Выйдя утром за ворота грузинской усадьбы, он ступил на снег узнаваемого голландского пейзажа, глаза погнали его вперед по снегу, из которого было трудно вытаскивать ноги, вдоль высоких, как холмы, берегов озер, по покрытой снегом замерзшей воде, обходя вокруг огромные сосны со щупальцами выпростанной из земли корневой системы, уходящие далеко вверх, в серое небо, ветками липы, мимо розового от изморози кирпича недостроенных домов. Узнаваемые черные собаки (и рыжие тоже), отпущенные с поводков своими хозяевами, плескались в снегу с охотничьим изяществом, в сером воздухе порхали их уши. Ему понравилось соседство двух домов на противоположном берегу озера, вдоль которого он шел. И тот, и другой – новодел: один из них тщательно копировал русский бело-желтый провинциальный усадебный дом, другой – красный голландский, больше соответствовавший остальному пейзажу, но с присутствием бело-желтого соседа вполне согласный. Он смотрел на них сквозь не находящие себе единого направления ветки ольхи. Страх отступил.
***
А потом подыскалась и причина, по которой он здесь (кроме признанной уже им пользы) находится. Помог подслушанный обрывок уличного разговора. С каких-то пор подслушанные разговоры указывали ему направления, куда ему дальше двигаться, стали формой суеверия. Обрывок сказанного одним молодым человеком другому звучал так:
– …необоснованные. Впрочем, как бы совесть вообще не обоснована ничем.

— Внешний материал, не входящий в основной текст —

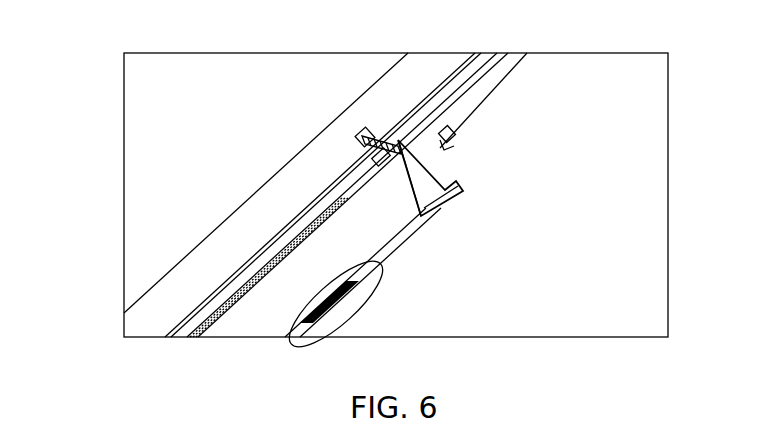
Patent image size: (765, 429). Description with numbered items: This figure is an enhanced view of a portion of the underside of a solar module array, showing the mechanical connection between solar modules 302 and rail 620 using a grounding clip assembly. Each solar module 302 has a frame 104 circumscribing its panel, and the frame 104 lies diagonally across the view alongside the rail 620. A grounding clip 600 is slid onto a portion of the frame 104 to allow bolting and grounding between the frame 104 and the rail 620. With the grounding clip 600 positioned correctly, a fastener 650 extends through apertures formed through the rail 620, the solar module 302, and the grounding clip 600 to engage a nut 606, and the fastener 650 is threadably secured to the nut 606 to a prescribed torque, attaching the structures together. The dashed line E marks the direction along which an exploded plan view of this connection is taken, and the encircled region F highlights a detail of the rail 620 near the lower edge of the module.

The solar module 302 is at (163, 72).
The frame 104 is at (402, 124).
The grounding clip 600 is at (356, 151).
The nut 606 is at (360, 124).
The rail 620 is at (255, 317).
The fastener 650 is at (394, 174).
The line E is at (455, 160).
The detail region F is at (357, 267).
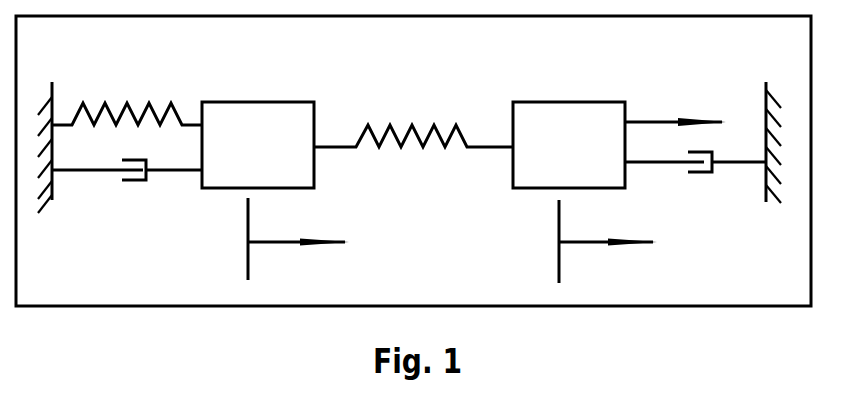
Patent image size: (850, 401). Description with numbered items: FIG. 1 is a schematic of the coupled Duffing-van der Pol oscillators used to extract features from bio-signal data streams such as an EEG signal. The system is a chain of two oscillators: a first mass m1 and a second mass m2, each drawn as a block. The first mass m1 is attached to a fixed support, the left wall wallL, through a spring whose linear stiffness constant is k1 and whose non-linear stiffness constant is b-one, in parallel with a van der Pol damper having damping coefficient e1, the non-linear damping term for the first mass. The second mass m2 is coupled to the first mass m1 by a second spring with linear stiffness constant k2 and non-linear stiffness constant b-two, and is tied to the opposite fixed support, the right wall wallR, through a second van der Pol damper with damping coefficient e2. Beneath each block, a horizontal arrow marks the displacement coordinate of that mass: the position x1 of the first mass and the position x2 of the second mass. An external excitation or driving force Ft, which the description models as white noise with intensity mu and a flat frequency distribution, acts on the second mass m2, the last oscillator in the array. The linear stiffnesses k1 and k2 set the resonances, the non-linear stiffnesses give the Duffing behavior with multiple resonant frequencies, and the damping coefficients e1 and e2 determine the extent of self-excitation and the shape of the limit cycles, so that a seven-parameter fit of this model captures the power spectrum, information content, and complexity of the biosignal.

The first mass m1 is at (258, 145).
The second mass m2 is at (569, 145).
The linear spring stiffness constant k1 is at (127, 89).
The linear spring stiffness constant k2 is at (413, 110).
The van der Pol damping coefficient e1 is at (127, 185).
The van der Pol damping coefficient e2 is at (695, 183).
The position of the first mass x1 is at (298, 239).
The position of the second mass x2 is at (608, 241).
The external excitation or driving force Ft is at (675, 104).
The left fixed wall wallL is at (45, 147).
The right fixed wall wallR is at (773, 142).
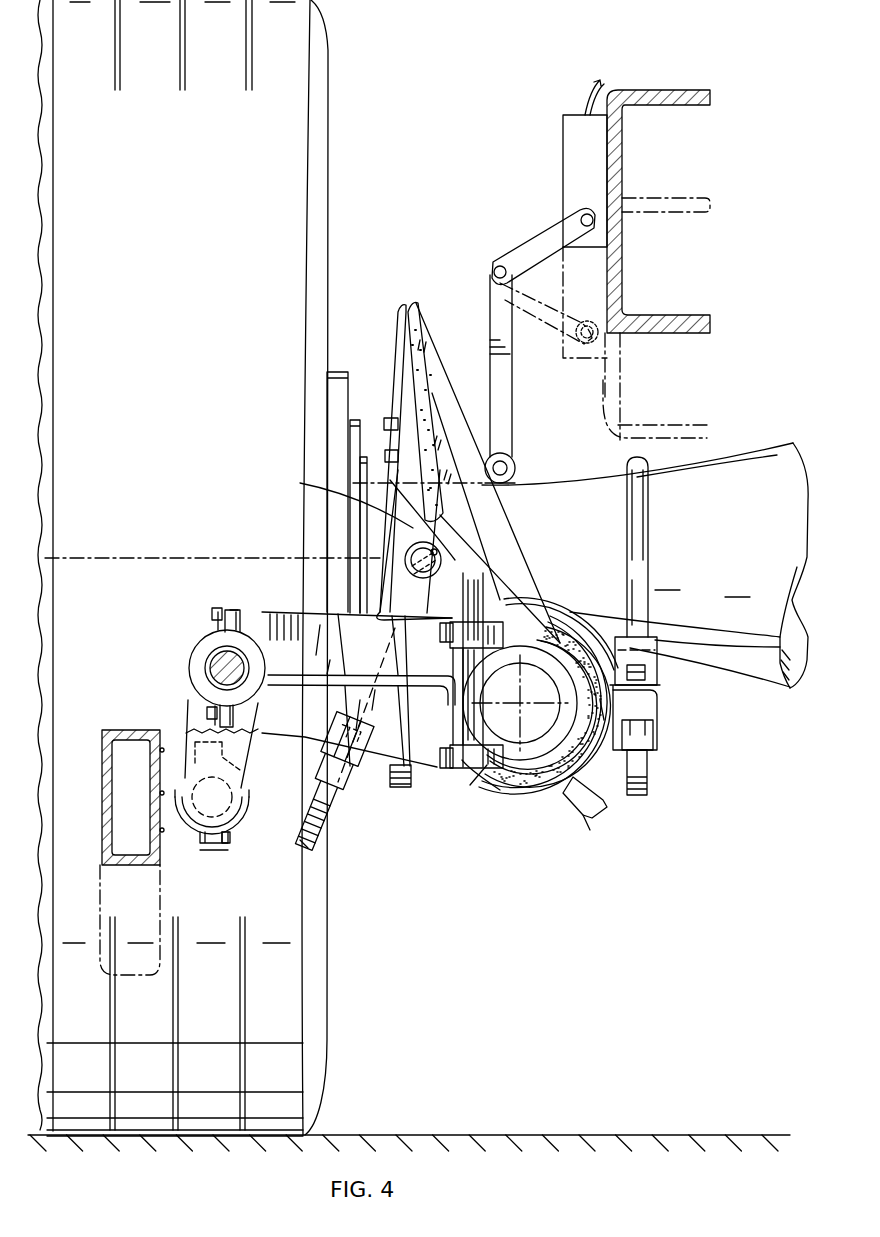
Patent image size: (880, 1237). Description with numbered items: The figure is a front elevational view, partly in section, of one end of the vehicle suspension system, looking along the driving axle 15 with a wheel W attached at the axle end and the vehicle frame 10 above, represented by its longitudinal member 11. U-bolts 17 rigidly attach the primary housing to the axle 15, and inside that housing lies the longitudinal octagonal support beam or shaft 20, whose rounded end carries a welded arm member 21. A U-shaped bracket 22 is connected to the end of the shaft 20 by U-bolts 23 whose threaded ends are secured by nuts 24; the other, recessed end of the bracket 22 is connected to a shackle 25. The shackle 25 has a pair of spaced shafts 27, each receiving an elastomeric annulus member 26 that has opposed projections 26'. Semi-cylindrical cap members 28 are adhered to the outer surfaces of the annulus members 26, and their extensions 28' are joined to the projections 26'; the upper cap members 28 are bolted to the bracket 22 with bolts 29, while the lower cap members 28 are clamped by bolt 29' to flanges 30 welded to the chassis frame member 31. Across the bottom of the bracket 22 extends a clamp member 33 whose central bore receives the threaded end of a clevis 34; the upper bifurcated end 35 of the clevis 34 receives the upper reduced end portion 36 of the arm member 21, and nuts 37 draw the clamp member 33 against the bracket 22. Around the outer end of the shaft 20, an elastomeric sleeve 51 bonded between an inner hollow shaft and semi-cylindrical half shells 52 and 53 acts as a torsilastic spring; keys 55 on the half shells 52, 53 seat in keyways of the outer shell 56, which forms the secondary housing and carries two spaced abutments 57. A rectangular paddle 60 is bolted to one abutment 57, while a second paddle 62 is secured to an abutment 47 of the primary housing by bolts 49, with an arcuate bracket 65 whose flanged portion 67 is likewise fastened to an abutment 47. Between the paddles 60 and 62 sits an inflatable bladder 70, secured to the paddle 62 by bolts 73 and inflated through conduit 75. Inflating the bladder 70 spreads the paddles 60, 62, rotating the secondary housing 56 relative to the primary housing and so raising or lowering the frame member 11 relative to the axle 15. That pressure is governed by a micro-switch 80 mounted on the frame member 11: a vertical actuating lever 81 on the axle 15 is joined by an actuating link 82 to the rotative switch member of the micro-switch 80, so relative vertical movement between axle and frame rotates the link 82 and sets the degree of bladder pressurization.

The vehicle frame 10 is at (655, 56).
The longitudinal member 11 is at (676, 97).
The driving axle 15 is at (760, 470).
The U-bolt 17 is at (640, 545).
The support beam or shaft 20 is at (508, 748).
The arm member 21 is at (497, 583).
The U-shaped bracket 22 is at (298, 625).
The U-bolt 23 is at (535, 762).
The nut 24 is at (455, 622).
The shackle 25 is at (258, 759).
The elastomeric annulus member 26 is at (181, 668).
The projection 26' is at (204, 710).
The shaft 27 is at (215, 658).
The semi-cylindrical cap member 28 is at (204, 725).
The extension 28' is at (213, 735).
The bolt 29 is at (179, 653).
The bolt 29' is at (249, 874).
The flange 30 is at (173, 745).
The chassis frame member 31 is at (100, 880).
The clamp member 33 is at (398, 790).
The clevis 34 is at (312, 848).
The upper bifurcated end 35 is at (397, 600).
The upper reduced end portion 36 is at (445, 555).
The nut 37 is at (352, 790).
The abutment 47 is at (650, 708).
The bolt 49 is at (640, 672).
The elastomeric sleeve 51 is at (580, 750).
The semi-cylindrical half shell 52 is at (568, 617).
The semi-cylindrical half shell 53 is at (522, 793).
The key 55 is at (603, 805).
The outer shell 56 is at (490, 797).
The abutment 57 is at (583, 812).
The paddle 60 is at (416, 314).
The paddle 62 is at (395, 330).
The arcuate bracket 65 is at (560, 583).
The flanged portion 67 is at (650, 684).
The inflatable bladder 70 is at (410, 350).
The bolt 73 is at (397, 455).
The conduit 75 is at (341, 498).
The micro-switch 80 is at (568, 145).
The actuating lever 81 is at (505, 412).
The actuating link 82 is at (537, 240).
The wheel W is at (290, 1060).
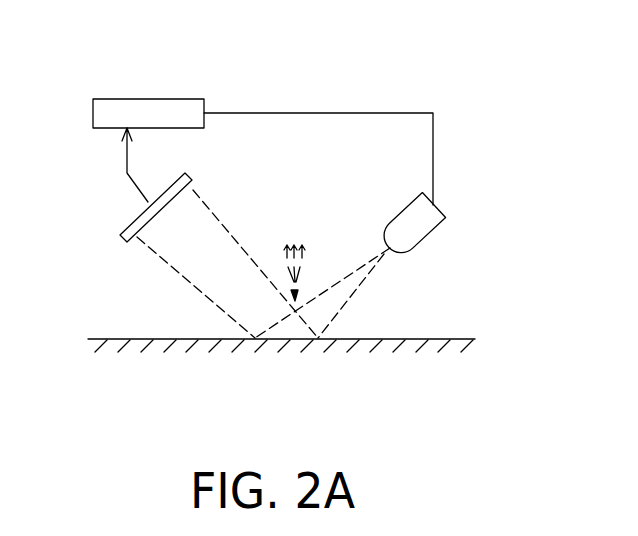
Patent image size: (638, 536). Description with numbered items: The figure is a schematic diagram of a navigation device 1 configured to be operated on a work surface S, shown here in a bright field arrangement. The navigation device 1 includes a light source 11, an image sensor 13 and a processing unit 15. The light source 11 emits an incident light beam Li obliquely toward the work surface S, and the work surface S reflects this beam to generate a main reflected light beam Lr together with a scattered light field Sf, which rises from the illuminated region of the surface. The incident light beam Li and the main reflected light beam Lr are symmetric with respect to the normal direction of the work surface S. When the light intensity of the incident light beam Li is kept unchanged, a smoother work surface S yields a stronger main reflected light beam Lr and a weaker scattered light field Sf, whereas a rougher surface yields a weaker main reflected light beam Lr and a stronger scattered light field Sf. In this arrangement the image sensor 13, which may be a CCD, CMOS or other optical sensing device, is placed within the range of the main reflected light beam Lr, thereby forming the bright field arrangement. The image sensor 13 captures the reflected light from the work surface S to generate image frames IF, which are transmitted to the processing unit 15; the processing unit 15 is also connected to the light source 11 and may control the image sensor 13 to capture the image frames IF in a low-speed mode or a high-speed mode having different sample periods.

The navigation device 1 is at (486, 77).
The light source 11 is at (431, 232).
The image sensor 13 is at (118, 237).
The processing unit 15 is at (137, 99).
The work surface S is at (422, 338).
The incident light beam Li is at (354, 282).
The main reflected light beam Lr is at (233, 258).
The scattered light field Sf is at (292, 256).
The image frames IF is at (105, 165).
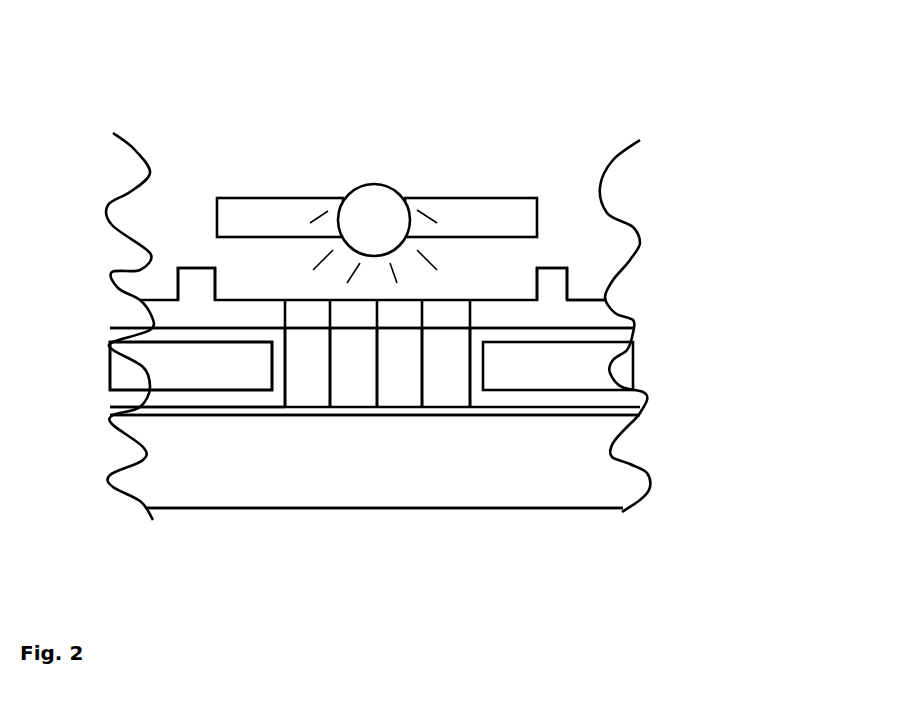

Молодые люди были намного его моложе, и насчет совести он был мнения прямо противоположного, но формулировали они, несмотря на извиняющееся за культурность формулировки “как бы”, как люди более близкие ему, чем южане. Выходит, его редактор определила правильно для него “цель визита” еще по приезде.
В феврале (в день дуэли Пушкина – напомнили горожанам телевизионные новости) город, с утра опущенный в густой, напоминающий летний, туман, местами, больше в парках и возле рек, покрыл иней. Чтобы рассмотреть его получше и, возможно, поснимать, Саша пошел в Петропавловку, подозревая, что там иней сохранится подольше. Иней, очень густой и разнообразный, одни длинные иглы которого наслаивались на другие, устроил городу, не верящему, в общем, в такое, незаслуженный праздник. Украшая пригородные парки и леса, сосны вдоль залива, некий посланец случайно перерасходовал материал, осыпав праздником и город. Опять возникала мысль о сплошной, не прерываемой городами земле, которая ведет вокруг городов осаду и вступит в них, как только города дадут слабину. Саша же обзавелся надеждой когда-нибудь украситься так самому: по случайной оплошности руки Украшающего. В некоторых местах, в той же Петропавловке, иней не растаял и не осыпался и на следующий день, наоборот, нарастил еще новые иглы. Как показалось Саше, иней продержался вплоть до даты смерти поэта, отметил годовщину.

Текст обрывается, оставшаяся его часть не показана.